LLNL / UnifyFS

UnifyFS: A file system for burst buffers
Other
102 stars 31 forks source link

unlink: optional sleep after calling client-to-server unlink rpc #745

Closed adammoody closed 1 year ago

adammoody commented 1 year ago

In testing PnetCDF, some tests fail when creating a file after deleting a file by the same name (see https://github.com/LLNL/UnifyFS/issues/744). As a work around, this adds an optional sleep immediately after a client calls the client-to-server unlink rpc to give the unlink operation more time to complete before the client returns from its call to unlink().

To enable this option, one can set a new config parameter:

export UNIFYFS_CLIENT_UNLINK_USECS=1000000

For the first test case that was failing, which was a serial program (single-process MPI job), a value of 1000000 (1 second) was sufficient.
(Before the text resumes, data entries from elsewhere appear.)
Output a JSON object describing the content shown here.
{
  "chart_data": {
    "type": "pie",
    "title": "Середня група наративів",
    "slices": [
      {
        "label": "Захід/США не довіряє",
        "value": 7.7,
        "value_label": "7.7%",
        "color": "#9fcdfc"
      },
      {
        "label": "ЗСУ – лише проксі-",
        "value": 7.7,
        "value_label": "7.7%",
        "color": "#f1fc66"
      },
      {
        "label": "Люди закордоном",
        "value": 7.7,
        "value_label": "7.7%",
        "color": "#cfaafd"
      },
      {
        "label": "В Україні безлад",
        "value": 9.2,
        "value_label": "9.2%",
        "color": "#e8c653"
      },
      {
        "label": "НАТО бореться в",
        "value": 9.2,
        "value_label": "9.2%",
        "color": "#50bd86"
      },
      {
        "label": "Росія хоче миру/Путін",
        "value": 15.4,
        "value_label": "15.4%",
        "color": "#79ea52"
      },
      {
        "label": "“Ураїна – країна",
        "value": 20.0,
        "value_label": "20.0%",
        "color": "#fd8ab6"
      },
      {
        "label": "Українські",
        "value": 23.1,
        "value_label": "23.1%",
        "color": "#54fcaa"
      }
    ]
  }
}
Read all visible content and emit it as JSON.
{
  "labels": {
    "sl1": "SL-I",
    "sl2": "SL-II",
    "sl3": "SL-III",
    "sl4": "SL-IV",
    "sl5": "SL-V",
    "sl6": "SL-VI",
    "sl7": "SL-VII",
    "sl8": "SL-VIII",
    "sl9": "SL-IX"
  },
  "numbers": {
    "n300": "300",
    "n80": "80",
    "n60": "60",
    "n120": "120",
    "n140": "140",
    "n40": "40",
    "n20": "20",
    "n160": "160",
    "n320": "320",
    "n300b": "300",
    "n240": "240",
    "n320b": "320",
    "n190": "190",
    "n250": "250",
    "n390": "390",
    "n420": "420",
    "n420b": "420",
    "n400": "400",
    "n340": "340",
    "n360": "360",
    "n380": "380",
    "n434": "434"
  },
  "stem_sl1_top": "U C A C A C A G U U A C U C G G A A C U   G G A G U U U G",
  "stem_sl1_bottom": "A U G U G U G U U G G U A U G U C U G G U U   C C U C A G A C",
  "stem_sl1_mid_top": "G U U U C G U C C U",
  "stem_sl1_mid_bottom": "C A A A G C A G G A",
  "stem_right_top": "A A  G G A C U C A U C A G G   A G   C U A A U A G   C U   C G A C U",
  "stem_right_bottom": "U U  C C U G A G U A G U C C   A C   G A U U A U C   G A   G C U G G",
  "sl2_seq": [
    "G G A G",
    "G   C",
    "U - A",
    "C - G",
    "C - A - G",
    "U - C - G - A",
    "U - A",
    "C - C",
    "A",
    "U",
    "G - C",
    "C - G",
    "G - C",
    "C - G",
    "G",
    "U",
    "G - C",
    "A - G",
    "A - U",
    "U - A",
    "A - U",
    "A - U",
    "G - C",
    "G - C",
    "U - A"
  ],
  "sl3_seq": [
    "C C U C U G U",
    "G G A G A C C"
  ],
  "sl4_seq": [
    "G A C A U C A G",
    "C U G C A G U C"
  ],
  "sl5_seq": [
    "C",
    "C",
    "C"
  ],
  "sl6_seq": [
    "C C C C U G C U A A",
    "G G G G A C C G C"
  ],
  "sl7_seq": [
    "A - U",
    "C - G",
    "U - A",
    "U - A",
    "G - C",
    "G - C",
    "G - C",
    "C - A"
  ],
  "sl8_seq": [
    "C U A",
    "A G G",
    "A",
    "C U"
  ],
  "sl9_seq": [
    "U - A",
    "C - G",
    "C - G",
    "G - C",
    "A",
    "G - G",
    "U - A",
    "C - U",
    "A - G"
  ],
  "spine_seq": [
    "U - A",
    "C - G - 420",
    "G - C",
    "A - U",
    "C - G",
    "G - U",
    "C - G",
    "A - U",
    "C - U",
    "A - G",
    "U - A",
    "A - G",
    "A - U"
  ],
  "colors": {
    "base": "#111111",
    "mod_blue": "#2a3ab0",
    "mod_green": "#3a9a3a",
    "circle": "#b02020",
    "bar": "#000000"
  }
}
Higher sleep times may be required for parallel jobs.

This is a hack, but it helps for now.

A better fix would be to implement a mode where the unlink() wrapper blocks at the calling client until all servers have indicated that the unlink operation has completed. That may require a round trip between each server with each of its clients, since each client has to do some work to support unlink. That change will be a more substantial effort, and so it is saved for future work. Once added, this particular work around could be removed.

Description

Motivation and Context

How Has This Been Tested?

Types of changes

Checklist:

adammoody commented 1 year ago

Thanks for taking a look, @CamStan !